Serologic testing is commonly employed for confirmation of the diagnosis however, these tests are useful only after an acute infection because antibodies can be detected late (even >30 days after the onset of symptoms).

On IIF, the antibody titer in serum is increased only 2 weeks after the infection and reaches its peak level after 4 weeks. Afterward, the immunoglobulin M (IgM) level decreases and the immunoglobulin G (IgG) level remains high for several months. Titers of 1:64 or greater are diagnostic. [22]

With the Weil-Felix reaction (agglutination type), the result can become positive 40 days after the symptoms started, with OX19, OX2, and OXK strains of Proteus vulgaris antigens. This test is still used in clinical practice because of its convenience, but it has low sensitivity and specificity.

When R conorii is isolated by means of the centrifugation-shell vials technique, the result can become positive 14 days after inoculation. Results can be obtained within 2-3 days after receipt of the sample.

IIF of R conorii in circulating endothelial cells (CEC) isolated from whole blood can be performed by using immunomagnetic beads. This test is sensitive; 50% of results are positive. Results can be obtained in 3 hours. The initiation of the therapy has no influence on the results. This test can be used in all routine laboratories.

Enzyme-linked immunosorbent assay (ELISA) techniques were developed to detect antibodies to lipopolysaccharide (LPS) of R conorii. ELISA is a relatively simple and convenient way of serodiagnosing BF with a single serum dilution. It can be of use in laboratories that lack more sophisticated equipment (such as that needed for IIF).

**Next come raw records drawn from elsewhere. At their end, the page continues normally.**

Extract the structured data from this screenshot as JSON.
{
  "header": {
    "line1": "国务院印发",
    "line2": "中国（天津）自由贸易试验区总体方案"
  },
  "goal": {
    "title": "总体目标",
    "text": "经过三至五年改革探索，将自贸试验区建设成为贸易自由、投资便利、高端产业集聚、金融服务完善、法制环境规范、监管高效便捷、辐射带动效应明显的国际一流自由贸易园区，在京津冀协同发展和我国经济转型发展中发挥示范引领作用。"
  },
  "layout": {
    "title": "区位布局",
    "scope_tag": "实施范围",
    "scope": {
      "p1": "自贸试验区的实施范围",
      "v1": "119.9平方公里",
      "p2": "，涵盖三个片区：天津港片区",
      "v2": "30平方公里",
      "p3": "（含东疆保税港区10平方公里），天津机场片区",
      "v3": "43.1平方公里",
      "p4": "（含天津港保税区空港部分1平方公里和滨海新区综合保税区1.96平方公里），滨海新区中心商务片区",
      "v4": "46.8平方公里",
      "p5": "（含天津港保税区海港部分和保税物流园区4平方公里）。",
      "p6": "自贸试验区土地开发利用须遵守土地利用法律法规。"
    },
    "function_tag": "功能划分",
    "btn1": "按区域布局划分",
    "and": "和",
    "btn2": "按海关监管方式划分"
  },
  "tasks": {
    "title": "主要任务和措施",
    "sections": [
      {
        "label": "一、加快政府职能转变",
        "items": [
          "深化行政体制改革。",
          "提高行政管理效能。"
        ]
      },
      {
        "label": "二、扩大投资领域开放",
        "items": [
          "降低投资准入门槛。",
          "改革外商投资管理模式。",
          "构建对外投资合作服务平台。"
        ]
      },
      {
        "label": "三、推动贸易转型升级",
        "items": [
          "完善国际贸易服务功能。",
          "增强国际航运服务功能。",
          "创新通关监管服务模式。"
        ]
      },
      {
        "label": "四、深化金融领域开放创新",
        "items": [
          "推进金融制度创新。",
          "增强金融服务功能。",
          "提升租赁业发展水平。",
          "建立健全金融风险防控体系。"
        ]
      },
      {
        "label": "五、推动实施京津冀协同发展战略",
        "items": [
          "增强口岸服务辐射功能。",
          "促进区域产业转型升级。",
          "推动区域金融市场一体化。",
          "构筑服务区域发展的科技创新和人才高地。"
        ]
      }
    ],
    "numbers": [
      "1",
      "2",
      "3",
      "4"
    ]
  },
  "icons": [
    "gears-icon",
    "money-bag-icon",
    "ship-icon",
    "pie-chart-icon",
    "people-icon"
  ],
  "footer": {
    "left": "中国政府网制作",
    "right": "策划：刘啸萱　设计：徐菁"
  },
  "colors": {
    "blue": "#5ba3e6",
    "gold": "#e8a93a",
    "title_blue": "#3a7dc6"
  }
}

Polymerase chain reaction (PCR) is not routinely used or universally available. Ergas et al reported early diagnosis using nested PCR. [23] Either PCR or Western blot studies can be used to differentiate R conorii from Rickettsia africae. Species isolation should be considered in patients with unusual presentations, including severe disease, and those traveling from areas with poorly defined rickettsial activity. [24]

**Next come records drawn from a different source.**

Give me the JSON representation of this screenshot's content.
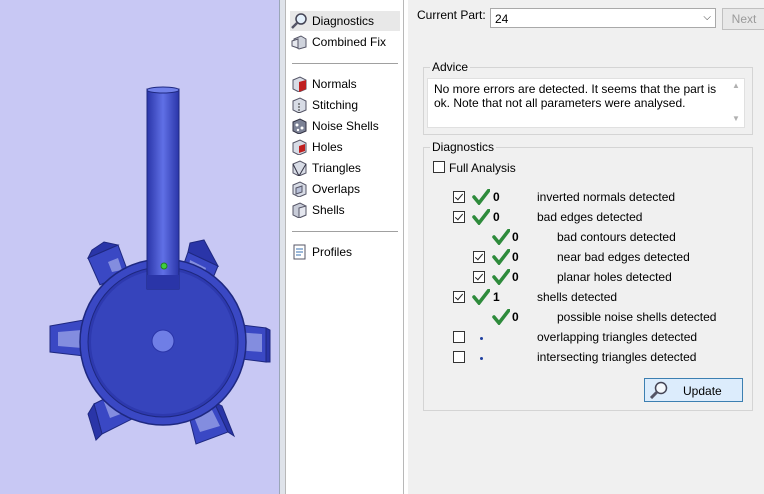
{
  "viewport": {
    "background": "#c8c8f4",
    "model_color": "#4a5cd6",
    "model_dark": "#2a35a8"
  },
  "tools": [
    {
      "label": "Diagnostics",
      "icon": "magnifier-icon",
      "selected": true
    },
    {
      "label": "Combined Fix",
      "icon": "combined-fix-icon"
    },
    {
      "label": "Normals",
      "icon": "normals-icon"
    },
    {
      "label": "Stitching",
      "icon": "stitching-icon"
    },
    {
      "label": "Noise Shells",
      "icon": "noise-shells-icon"
    },
    {
      "label": "Holes",
      "icon": "holes-icon"
    },
    {
      "label": "Triangles",
      "icon": "triangles-icon"
    },
    {
      "label": "Overlaps",
      "icon": "overlaps-icon"
    },
    {
      "label": "Shells",
      "icon": "shells-icon"
    },
    {
      "label": "Profiles",
      "icon": "profiles-icon"
    }
  ],
  "header": {
    "current_part_label": "Current Part:",
    "current_part_value": "24",
    "next_label": "Next"
  },
  "advice": {
    "title": "Advice",
    "text": "No more errors are detected. It seems that the part is ok. Note that not all parameters were analysed."
  },
  "diagnostics": {
    "title": "Diagnostics",
    "full_analysis_label": "Full Analysis",
    "full_analysis_checked": false,
    "rows": [
      {
        "checked": true,
        "status": "ok",
        "count": "0",
        "label": "inverted normals detected"
      },
      {
        "checked": true,
        "status": "ok",
        "count": "0",
        "label": "bad edges detected"
      },
      {
        "checked": null,
        "status": "ok",
        "count": "0",
        "label": "bad contours detected"
      },
      {
        "checked": true,
        "status": "ok",
        "count": "0",
        "label": "near bad edges detected"
      },
      {
        "checked": true,
        "status": "ok",
        "count": "0",
        "label": "planar holes detected"
      },
      {
        "checked": true,
        "status": "ok",
        "count": "1",
        "label": "shells detected"
      },
      {
        "checked": null,
        "status": "ok",
        "count": "0",
        "label": "possible noise shells detected"
      },
      {
        "checked": false,
        "status": "none",
        "count": "",
        "label": "overlapping triangles detected"
      },
      {
        "checked": false,
        "status": "none",
        "count": "",
        "label": "intersecting triangles detected"
      }
    ],
    "update_label": "Update"
  }
}
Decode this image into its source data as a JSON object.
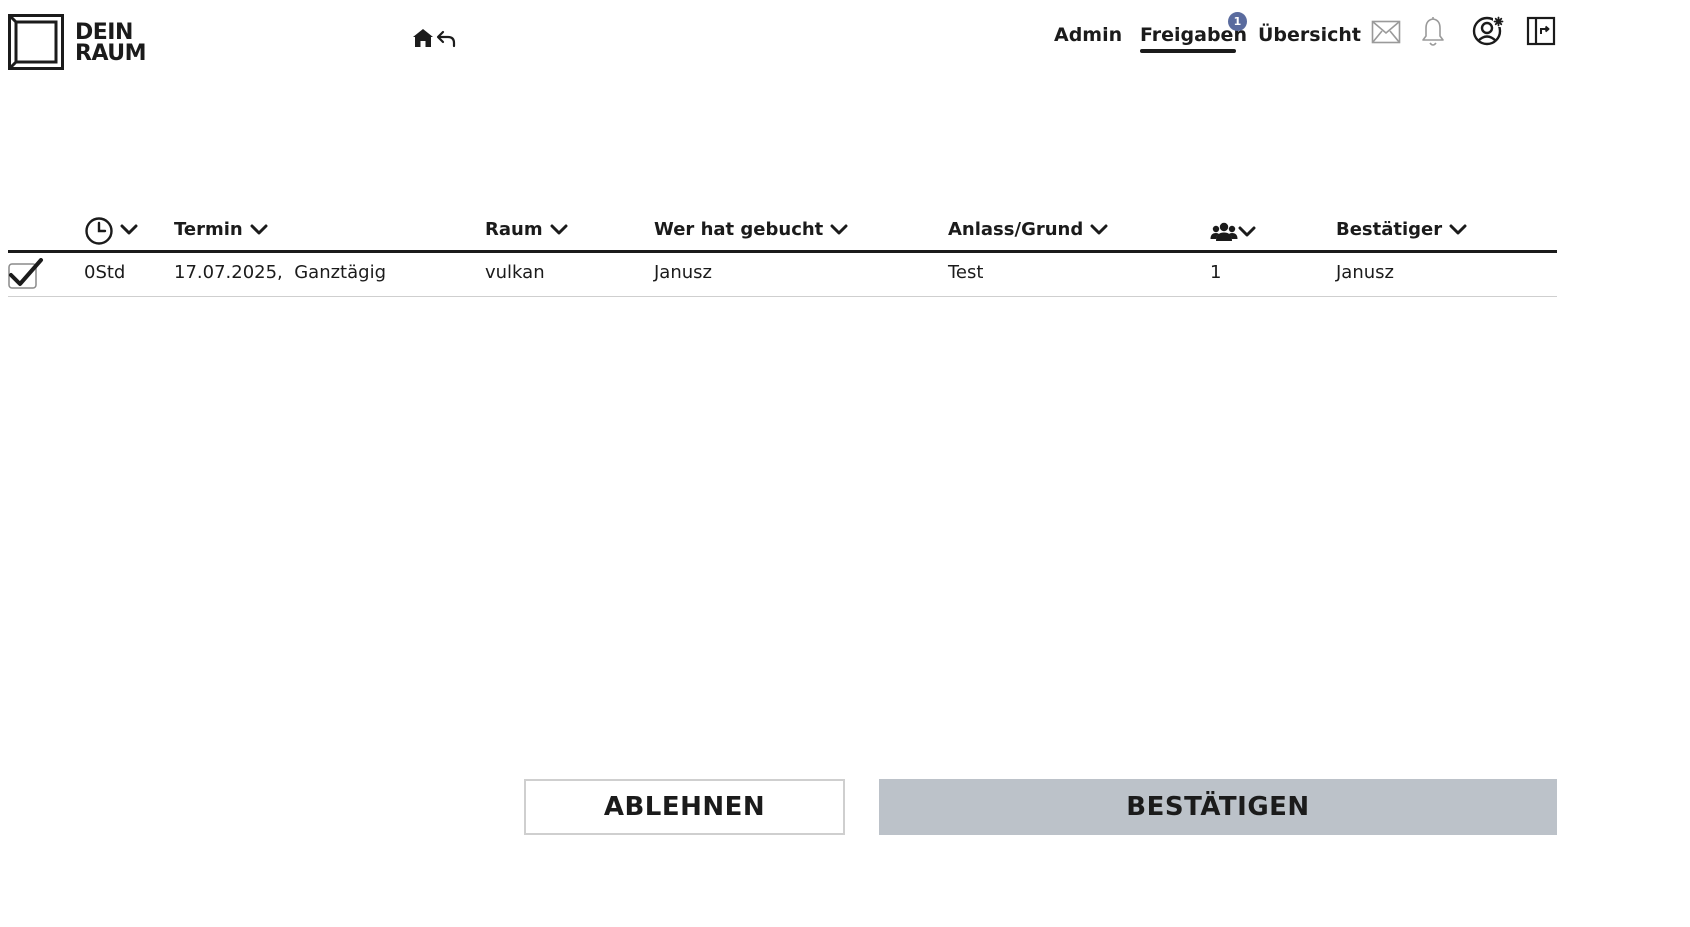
{
  "brand": {
    "logo_line1": "DEIN",
    "logo_line2": "RAUM"
  },
  "nav": {
    "items": [
      {
        "label": "Admin"
      },
      {
        "label": "Freigaben",
        "active": true,
        "badge": "1"
      },
      {
        "label": "Übersicht"
      }
    ],
    "icons": [
      "home-icon",
      "back-arrow-icon",
      "mail-icon",
      "bell-icon",
      "profile-icon",
      "logout-icon"
    ],
    "badge_color": "#5a6b9e"
  },
  "table": {
    "columns": [
      {
        "key": "duration",
        "label": "",
        "icon": "clock-icon"
      },
      {
        "key": "termin",
        "label": "Termin"
      },
      {
        "key": "raum",
        "label": "Raum"
      },
      {
        "key": "gebucht",
        "label": "Wer hat gebucht"
      },
      {
        "key": "anlass",
        "label": "Anlass/Grund"
      },
      {
        "key": "personen",
        "label": "",
        "icon": "people-icon"
      },
      {
        "key": "bestaetiger",
        "label": "Bestätiger"
      }
    ],
    "rows": [
      {
        "checked": true,
        "duration": "0Std",
        "termin": "17.07.2025,  Ganztägig",
        "raum": "vulkan",
        "gebucht": "Janusz",
        "anlass": "Test",
        "personen": "1",
        "bestaetiger": "Janusz"
      }
    ]
  },
  "actions": {
    "reject_label": "ABLEHNEN",
    "confirm_label": "BESTÄTIGEN",
    "confirm_color": "#bcc2c9"
  }
}
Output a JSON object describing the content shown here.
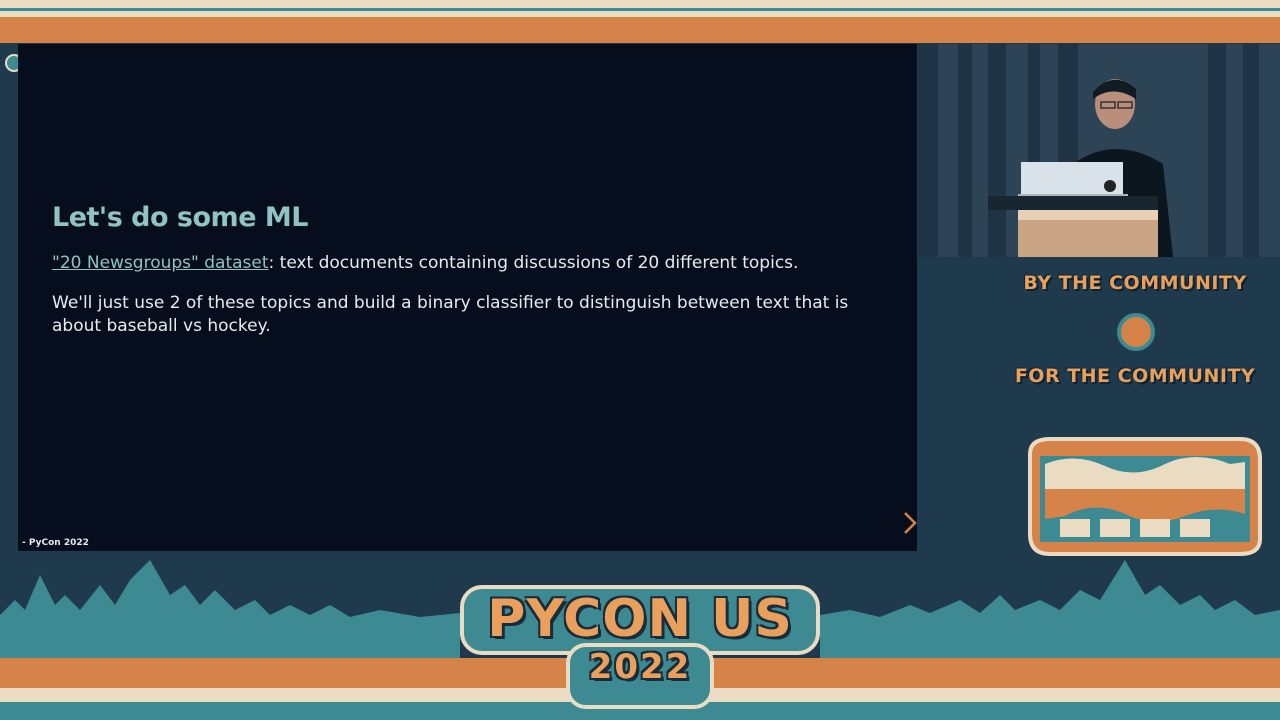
{
  "slide": {
    "title": "Let's do some ML",
    "link_text": "\"20 Newsgroups\" dataset",
    "line1_rest": ": text documents containing discussions of 20 different topics.",
    "line2": "We'll just use 2 of these topics and build a binary classifier to distinguish between text that is about baseball vs hockey.",
    "footer": "- PyCon 2022"
  },
  "sidebar": {
    "tagline_top": "BY THE COMMUNITY",
    "tagline_bottom": "FOR THE COMMUNITY",
    "badge_icon": "snake-wave-badge-icon"
  },
  "logo": {
    "name": "PYCON US",
    "year": "2022"
  },
  "colors": {
    "orange": "#d6834a",
    "teal": "#3d8a92",
    "cream": "#e9dcc2",
    "navy": "#1e3a4c",
    "slide_bg": "#060e1d",
    "accent_text": "#8fc4c2"
  },
  "icons": {
    "next": "chevron-right-icon"
  }
}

Direct immunofluorescence of cutaneous biopsy specimens is diagnostic only during the acute phase of the disease. It reveals endothelial hyperplasia, intraluminal thrombosis, and lymphocytic perivascular infiltrate. This test is specific and sensitive if performed before the initiation of antimicrobial therapy and before the 10th day of the disease. It is not widely available, because it is time-consuming and requires an experienced pathologist with a well-equipped laboratory. Results can be obtained within 2-3 days after sample receipt.